With all due respect, but if you're going to laud the pattern of military contributions as evidence for the rightness of your cause, then you really should point out that 60% of all military donations are still going to Republicans (which is indeed a historically low figure, but it's still remarkably good compared to he overall figures).

I wasn't really using it as evidence "for the rightness of my cause." This whole post and the one before it were more a satirization of Mark's arguments at Pseudo-polymath and evidence that he cherry-picks evidence.

Unfortunately the data doesn't provide enough evidence to rule out alternative explanations for the data - one obvious factor could relate to the fact that the US military is probably the most successfully integrated institution in the USA (up to 40% of manpower is black, IIRC) and Obama is the first credible black candidate either party has ever put up.

That's an interesting point. It's possible, I guess, although his support doesn't seem to be unusually high among African-Americans in general.

Or to put it another way, Obama's $27k represents a princely 54 people. Out of a military of 2.2 million...

Yeah, I know. But it says something, surely, that he and Ron Paul are leading the way in military donations, right?

So, it makes sense that the donations from the democrats in the military would go towards Obama and the donations from Republicans would be spread out since there isn't really a front runner yet.

Another good point, although the rise of donations to Democrats from the military is itself an interesting trend.

Ezzie said...

What "rise"? 22 people? That means that a couple dozen soldiers want out of Iraq now enough to support the most vocal "out of Iraq" politician who has at least a chance at running for President. That's a joke, really.
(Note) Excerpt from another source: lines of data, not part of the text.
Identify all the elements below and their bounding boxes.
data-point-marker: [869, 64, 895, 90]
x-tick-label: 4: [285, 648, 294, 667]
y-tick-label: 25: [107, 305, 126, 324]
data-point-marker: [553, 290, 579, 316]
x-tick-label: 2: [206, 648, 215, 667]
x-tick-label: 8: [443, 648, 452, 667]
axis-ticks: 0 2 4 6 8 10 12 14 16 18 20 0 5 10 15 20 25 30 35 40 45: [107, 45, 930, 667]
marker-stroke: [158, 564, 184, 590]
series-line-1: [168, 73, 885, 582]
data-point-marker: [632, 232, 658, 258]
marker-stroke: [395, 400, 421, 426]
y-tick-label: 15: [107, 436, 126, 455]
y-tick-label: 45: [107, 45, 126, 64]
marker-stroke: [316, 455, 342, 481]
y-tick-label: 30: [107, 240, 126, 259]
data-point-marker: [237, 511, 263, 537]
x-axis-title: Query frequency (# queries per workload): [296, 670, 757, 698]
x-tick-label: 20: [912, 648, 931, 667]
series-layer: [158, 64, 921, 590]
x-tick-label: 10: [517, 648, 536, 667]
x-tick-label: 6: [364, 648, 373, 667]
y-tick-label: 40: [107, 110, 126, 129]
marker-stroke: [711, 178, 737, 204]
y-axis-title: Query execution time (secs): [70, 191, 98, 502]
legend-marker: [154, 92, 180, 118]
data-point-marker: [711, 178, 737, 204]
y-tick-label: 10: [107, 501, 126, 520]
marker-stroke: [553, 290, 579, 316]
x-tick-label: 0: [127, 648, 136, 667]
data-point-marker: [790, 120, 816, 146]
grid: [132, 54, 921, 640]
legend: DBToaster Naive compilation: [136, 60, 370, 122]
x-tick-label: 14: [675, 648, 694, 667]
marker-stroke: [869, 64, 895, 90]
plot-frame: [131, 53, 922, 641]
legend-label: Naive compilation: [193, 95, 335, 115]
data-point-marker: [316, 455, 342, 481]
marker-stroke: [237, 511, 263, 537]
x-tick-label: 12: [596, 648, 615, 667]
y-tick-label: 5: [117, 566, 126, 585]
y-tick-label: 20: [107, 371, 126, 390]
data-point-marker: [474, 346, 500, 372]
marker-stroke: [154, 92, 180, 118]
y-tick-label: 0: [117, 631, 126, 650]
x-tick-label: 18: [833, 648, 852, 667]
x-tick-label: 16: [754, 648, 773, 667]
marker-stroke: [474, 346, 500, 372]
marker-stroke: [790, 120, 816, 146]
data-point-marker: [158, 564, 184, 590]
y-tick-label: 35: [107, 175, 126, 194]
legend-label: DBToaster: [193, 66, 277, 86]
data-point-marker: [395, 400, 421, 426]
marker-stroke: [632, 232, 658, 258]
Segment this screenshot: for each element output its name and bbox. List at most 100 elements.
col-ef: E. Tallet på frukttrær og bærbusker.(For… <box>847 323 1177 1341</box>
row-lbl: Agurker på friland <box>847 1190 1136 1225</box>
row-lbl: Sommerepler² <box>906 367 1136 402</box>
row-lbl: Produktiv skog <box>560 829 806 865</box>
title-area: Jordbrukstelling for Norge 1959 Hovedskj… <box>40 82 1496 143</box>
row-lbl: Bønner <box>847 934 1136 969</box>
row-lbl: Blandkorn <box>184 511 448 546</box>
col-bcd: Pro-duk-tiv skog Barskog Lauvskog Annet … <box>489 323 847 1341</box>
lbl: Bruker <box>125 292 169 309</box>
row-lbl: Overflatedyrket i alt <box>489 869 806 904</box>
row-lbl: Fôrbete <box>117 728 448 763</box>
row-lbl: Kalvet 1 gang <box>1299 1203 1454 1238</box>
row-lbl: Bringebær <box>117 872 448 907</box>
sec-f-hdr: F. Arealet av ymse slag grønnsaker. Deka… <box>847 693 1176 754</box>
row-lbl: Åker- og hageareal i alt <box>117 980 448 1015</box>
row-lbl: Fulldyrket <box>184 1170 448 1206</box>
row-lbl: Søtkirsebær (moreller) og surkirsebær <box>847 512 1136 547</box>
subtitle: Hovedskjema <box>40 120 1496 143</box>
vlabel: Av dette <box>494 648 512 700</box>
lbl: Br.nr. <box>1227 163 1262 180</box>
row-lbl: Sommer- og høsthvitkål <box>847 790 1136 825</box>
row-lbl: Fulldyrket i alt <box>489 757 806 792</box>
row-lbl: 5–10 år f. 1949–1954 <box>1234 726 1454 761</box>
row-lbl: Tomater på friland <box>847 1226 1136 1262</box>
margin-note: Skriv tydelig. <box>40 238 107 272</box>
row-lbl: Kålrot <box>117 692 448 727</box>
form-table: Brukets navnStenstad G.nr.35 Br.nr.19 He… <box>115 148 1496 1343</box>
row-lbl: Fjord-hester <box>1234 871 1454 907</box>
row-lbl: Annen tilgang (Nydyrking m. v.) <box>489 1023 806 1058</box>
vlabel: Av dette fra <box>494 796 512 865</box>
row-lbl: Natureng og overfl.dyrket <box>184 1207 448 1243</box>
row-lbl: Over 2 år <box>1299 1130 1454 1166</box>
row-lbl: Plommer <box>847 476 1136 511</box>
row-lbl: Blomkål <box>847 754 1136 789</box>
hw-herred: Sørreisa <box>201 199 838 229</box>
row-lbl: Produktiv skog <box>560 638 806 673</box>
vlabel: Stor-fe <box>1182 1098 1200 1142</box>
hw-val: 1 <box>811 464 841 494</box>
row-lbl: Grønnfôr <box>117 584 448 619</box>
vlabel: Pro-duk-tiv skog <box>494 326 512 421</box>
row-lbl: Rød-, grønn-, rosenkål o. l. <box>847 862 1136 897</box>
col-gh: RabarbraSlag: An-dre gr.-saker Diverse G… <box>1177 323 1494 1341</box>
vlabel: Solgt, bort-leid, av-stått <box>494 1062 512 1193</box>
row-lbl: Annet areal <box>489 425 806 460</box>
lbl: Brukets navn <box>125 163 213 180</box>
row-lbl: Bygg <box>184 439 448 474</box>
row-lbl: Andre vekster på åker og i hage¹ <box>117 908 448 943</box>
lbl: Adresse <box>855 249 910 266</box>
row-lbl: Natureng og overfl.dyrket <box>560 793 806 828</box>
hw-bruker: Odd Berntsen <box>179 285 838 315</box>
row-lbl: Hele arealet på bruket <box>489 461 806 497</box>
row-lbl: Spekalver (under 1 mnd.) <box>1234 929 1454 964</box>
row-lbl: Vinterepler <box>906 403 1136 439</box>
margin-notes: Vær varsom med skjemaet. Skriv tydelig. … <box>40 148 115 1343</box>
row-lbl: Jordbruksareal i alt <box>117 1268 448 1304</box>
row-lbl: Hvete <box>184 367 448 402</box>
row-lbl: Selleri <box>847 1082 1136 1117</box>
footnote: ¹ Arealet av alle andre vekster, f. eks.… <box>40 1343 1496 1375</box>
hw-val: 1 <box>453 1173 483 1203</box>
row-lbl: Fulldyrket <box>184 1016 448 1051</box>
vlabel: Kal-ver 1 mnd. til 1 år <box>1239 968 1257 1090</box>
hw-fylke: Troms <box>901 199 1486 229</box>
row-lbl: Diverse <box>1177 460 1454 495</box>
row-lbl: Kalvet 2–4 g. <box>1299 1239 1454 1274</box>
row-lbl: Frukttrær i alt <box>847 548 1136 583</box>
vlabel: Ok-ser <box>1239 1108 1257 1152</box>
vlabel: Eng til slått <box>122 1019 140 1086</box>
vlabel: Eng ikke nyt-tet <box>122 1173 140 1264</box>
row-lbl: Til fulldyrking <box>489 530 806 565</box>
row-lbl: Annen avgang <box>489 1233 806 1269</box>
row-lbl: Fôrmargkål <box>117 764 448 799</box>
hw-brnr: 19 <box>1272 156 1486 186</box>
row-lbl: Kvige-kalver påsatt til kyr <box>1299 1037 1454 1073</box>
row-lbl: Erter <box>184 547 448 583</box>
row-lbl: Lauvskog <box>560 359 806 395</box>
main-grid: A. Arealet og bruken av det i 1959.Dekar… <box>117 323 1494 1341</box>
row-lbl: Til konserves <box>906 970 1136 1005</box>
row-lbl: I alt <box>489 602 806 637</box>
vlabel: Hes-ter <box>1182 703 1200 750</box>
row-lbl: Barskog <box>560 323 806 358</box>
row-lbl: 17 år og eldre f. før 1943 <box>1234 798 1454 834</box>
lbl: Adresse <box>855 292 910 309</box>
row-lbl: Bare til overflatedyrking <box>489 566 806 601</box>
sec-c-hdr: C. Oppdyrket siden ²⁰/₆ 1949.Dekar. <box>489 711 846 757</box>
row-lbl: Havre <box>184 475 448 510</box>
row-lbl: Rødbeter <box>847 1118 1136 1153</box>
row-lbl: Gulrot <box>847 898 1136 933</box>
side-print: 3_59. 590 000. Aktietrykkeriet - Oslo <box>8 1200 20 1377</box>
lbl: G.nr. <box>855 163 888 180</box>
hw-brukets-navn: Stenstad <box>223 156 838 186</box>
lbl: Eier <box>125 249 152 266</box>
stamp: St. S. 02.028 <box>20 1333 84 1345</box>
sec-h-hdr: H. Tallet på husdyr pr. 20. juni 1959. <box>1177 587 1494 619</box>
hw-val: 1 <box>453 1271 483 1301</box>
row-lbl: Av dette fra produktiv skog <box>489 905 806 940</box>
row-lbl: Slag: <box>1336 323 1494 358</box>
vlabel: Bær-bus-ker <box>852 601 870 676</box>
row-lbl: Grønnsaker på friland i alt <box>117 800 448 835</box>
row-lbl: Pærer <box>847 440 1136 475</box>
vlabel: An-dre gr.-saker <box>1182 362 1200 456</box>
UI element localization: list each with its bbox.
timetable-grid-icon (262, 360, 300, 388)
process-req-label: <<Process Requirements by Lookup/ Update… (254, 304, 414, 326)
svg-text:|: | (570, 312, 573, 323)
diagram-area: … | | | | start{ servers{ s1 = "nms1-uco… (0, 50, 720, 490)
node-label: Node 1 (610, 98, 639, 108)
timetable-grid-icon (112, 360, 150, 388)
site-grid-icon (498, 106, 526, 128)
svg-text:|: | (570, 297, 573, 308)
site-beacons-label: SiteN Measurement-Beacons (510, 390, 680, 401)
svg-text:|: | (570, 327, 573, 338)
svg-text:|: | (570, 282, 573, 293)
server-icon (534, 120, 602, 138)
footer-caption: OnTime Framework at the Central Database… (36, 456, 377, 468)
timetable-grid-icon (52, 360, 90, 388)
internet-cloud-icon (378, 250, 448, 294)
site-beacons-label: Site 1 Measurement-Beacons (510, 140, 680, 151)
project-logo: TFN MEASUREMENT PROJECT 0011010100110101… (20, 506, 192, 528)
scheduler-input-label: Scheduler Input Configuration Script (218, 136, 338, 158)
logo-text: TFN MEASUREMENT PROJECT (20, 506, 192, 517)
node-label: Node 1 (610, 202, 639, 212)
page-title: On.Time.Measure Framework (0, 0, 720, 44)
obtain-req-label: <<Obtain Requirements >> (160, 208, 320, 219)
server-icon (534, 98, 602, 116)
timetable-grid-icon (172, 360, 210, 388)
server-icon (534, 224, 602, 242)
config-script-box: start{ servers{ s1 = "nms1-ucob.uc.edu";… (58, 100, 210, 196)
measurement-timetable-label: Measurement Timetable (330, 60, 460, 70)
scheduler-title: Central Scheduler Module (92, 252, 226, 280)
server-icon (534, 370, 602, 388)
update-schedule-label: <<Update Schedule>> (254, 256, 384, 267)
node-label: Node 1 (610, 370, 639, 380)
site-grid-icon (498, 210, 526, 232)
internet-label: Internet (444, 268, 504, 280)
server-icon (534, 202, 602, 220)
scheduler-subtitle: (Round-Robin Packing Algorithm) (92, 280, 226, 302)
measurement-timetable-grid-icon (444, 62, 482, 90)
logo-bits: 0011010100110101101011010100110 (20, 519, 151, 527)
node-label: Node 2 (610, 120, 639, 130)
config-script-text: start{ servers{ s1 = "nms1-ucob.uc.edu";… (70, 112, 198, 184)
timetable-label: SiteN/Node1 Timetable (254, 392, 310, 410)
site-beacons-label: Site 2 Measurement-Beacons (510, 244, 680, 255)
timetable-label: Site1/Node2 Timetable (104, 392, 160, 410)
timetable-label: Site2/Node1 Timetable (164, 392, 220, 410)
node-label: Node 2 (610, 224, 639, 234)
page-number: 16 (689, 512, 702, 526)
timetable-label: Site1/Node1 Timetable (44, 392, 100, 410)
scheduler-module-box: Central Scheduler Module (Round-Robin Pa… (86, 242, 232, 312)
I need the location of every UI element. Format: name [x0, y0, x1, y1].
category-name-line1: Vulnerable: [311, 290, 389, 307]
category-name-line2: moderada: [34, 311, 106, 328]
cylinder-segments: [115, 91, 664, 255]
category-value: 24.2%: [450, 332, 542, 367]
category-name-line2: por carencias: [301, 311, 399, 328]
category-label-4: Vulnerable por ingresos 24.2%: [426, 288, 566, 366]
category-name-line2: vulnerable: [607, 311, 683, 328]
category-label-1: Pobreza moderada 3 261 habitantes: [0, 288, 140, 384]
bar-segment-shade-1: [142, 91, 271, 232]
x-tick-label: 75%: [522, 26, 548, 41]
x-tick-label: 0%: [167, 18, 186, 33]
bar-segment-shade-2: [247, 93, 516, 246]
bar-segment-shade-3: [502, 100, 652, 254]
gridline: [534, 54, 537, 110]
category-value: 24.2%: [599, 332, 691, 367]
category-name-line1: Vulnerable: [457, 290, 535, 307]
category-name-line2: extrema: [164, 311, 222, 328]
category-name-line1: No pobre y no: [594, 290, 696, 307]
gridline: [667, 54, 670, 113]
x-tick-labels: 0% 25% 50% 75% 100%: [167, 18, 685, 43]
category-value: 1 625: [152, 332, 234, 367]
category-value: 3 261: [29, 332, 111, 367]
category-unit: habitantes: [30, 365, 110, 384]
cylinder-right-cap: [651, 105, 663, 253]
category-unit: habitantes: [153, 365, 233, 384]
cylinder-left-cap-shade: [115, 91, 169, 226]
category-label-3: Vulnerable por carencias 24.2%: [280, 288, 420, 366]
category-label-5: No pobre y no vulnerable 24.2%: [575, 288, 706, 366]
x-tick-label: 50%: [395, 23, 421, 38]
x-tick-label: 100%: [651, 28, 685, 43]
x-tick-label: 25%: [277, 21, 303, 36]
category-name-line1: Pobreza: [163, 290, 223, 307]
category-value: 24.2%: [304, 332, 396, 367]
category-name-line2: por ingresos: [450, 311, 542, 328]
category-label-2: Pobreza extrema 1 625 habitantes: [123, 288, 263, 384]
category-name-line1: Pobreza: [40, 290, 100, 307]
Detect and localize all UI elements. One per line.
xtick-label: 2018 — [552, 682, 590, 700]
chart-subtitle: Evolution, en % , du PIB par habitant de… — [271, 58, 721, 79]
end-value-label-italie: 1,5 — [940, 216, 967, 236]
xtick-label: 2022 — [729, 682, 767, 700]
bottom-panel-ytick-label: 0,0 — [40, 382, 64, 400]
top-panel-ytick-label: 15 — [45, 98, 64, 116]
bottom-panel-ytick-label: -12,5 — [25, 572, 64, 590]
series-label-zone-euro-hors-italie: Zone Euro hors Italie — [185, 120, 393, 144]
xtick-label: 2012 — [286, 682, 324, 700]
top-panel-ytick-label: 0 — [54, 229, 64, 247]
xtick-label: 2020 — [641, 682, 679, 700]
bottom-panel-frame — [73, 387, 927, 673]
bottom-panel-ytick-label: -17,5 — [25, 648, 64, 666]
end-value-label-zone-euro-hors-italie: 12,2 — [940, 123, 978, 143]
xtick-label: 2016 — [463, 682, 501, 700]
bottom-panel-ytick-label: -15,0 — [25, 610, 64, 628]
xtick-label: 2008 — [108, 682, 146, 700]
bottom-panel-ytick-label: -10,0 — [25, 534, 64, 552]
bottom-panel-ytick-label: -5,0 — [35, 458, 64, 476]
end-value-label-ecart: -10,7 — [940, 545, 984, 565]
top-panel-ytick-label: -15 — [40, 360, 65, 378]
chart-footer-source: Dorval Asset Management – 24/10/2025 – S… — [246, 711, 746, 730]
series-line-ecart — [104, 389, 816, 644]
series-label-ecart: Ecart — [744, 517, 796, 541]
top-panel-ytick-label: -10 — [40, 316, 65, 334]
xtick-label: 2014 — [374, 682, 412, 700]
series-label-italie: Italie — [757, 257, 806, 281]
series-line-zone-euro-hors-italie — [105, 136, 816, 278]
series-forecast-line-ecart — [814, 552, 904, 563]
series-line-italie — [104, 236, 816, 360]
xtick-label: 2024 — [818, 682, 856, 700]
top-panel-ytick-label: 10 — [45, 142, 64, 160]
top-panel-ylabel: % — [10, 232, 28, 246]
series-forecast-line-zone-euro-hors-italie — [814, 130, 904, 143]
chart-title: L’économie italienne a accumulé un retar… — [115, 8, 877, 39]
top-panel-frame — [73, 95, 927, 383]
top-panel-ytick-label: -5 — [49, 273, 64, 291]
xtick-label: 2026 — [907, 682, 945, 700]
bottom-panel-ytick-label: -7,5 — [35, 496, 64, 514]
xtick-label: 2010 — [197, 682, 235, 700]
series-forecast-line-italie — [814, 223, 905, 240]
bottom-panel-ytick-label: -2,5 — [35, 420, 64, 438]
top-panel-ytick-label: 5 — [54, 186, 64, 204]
Meanwhile, Rush's "phony soldier" comment, which was about those who have lied about their military service, got $4.2 MILLION dollars donated to help the Marines. Not bad.

silky socks said...

First of all, not that many people donate for political causes in the first place. Those that do represent the opinions of many others who don't donate anything. Other variables are involved. I am sure donations correlate with something, but what?